Thanks for the link to the talk, I was looking around for the talk on Simulating the universe as a quantum computer when i found the talks from the Holographic Cosmology 2.0. There was some talk on the Denef paper as well. Anyways the idea of using a screen is very interesting, it reminds me of the Grassimian representation that we talked about before, the fact that you would use a third theory that is more fundamental. You make the bulk dual to the screen and then the screen to the boundary, so the paper I mentioned before: dS/CFT Correspondence in Two Dimensions: Scott Ness, George Siopsis (2002) might actually work.
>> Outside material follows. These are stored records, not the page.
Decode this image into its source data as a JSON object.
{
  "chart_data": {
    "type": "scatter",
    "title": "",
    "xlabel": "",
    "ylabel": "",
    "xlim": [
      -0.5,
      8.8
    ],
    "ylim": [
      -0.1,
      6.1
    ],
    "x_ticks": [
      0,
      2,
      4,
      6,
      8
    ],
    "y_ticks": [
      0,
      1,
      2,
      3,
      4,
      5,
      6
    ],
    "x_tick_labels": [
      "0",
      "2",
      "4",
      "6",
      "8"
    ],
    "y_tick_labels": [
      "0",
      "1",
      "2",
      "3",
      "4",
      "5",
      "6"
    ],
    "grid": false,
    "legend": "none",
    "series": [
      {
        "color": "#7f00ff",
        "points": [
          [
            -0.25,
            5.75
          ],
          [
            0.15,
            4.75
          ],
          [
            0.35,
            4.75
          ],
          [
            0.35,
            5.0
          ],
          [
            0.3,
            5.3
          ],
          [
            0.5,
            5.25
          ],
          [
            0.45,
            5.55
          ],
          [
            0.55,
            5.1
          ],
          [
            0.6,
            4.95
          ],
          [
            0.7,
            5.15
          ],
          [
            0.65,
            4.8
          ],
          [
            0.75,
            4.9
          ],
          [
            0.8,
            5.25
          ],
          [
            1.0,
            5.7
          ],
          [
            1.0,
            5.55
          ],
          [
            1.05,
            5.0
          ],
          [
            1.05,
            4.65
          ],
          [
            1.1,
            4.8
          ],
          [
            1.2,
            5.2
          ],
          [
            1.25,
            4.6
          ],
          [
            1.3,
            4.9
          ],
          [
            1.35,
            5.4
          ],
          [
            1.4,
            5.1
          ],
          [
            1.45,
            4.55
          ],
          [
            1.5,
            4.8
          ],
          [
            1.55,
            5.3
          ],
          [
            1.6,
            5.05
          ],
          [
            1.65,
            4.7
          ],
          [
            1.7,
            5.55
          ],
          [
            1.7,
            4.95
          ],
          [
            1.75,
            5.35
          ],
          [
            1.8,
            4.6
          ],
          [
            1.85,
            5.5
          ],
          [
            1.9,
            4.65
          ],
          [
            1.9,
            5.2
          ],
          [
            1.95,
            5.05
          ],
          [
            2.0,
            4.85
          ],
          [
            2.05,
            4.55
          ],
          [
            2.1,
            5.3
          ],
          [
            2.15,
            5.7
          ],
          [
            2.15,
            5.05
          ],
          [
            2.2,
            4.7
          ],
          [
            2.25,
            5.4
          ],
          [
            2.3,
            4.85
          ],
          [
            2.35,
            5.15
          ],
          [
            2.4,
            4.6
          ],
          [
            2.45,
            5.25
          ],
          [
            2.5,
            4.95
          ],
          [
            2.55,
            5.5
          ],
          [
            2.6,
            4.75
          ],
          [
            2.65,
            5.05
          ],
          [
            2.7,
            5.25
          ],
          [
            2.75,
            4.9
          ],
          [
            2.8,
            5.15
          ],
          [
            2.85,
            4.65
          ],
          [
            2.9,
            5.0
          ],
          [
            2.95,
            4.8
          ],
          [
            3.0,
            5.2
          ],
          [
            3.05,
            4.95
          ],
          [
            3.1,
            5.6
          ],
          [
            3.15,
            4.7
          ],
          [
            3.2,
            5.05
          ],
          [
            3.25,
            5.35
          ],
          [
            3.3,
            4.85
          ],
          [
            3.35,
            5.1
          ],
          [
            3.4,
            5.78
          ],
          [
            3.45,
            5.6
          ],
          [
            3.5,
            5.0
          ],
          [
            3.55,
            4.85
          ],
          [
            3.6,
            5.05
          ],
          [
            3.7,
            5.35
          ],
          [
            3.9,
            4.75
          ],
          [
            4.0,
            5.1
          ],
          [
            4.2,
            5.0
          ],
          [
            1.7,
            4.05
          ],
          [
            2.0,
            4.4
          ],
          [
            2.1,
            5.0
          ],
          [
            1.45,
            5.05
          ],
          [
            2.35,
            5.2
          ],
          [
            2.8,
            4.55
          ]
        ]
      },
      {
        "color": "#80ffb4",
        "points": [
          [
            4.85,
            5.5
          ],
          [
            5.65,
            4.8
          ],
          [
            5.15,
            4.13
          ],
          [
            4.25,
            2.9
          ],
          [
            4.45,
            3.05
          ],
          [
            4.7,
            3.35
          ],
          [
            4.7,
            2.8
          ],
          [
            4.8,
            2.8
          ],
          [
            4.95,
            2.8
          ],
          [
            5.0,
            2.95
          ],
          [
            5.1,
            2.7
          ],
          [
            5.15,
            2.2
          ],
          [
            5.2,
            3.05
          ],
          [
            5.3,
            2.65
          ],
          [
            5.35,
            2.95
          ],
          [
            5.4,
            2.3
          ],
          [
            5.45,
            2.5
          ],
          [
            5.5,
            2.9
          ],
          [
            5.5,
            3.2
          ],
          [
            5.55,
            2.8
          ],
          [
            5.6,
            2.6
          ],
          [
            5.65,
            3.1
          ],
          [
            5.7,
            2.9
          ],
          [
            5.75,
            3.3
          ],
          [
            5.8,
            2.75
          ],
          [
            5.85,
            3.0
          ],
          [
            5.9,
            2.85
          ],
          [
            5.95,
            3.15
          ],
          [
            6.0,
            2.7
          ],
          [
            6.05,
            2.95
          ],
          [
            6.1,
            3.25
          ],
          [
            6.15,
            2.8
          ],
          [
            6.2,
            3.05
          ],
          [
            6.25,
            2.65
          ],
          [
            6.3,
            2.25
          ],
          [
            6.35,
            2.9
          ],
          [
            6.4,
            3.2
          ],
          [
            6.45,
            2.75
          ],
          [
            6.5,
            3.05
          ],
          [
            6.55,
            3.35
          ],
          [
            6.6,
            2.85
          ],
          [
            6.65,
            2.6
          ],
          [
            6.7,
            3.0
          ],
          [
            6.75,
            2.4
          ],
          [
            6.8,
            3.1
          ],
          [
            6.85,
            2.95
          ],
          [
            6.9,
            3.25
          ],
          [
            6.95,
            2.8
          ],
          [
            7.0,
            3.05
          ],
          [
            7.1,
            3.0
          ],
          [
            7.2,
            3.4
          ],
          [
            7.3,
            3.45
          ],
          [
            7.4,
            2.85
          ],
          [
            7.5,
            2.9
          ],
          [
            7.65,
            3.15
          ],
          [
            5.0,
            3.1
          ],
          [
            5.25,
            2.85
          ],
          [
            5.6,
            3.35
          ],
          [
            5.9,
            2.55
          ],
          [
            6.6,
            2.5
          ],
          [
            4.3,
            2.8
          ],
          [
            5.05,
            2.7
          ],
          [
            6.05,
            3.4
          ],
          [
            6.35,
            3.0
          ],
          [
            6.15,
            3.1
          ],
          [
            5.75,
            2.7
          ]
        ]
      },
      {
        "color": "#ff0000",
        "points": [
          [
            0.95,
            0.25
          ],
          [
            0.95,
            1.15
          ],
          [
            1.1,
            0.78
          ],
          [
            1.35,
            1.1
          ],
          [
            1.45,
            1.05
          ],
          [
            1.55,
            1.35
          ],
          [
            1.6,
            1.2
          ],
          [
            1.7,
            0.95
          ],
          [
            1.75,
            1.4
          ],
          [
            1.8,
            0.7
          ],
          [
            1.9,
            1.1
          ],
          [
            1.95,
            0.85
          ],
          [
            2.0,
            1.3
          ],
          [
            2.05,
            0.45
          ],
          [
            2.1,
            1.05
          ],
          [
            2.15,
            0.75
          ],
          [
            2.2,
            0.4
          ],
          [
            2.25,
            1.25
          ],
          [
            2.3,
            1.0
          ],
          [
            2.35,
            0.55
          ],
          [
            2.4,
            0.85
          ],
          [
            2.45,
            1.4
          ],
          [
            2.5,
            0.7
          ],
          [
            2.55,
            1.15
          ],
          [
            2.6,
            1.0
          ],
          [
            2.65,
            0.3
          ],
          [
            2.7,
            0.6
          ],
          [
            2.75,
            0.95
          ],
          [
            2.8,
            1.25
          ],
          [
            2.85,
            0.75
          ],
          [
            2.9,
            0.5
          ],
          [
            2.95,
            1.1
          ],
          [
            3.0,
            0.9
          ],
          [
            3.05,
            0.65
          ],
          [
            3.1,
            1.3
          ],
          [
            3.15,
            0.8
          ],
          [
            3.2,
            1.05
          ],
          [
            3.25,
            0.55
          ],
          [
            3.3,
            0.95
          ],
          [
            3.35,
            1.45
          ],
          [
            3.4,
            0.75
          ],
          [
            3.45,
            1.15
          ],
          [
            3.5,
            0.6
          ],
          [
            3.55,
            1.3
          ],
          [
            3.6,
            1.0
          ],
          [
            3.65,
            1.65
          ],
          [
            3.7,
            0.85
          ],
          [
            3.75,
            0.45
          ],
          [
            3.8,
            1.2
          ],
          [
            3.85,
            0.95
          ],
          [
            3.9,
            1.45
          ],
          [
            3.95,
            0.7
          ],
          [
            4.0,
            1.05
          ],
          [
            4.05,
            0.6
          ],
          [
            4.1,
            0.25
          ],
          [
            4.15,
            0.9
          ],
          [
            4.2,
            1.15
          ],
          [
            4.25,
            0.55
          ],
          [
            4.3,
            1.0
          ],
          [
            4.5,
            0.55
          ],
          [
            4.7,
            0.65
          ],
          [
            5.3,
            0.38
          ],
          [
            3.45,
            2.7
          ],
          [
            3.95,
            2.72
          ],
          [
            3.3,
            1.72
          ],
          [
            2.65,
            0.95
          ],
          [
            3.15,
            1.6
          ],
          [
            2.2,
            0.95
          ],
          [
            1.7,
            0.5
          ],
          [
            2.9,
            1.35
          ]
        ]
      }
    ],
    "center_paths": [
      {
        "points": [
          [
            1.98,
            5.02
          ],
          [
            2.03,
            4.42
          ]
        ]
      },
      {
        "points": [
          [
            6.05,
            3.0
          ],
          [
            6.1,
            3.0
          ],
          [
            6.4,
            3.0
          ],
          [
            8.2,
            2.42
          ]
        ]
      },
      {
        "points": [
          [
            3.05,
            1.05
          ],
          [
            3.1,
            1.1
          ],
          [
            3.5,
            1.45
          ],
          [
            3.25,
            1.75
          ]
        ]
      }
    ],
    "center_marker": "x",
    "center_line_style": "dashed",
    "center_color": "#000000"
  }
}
I'll comment again with questions and such as I watch the talk.

update: There is also a talk on uplifting, titled: Uplifting AdS/CFT to Cosmology

 

[Fyzix]

I ressurrect this thread.

Could you outline your main thoughts in layman terms?
What is it you are thinking is going on in the horizon that gives us the illusion of randomness and nonlocality?

 

[dhillonv10]

Fyzix: this thread isn't dead yet, we are simply waiting, at Strings 2011, Herman et. al announced that they had worked out a complete example of dS/CFT and the paper will be out later this month. Once that's in, then we can do a lot more instead of making guesses as to what really happens because of the lack of an example.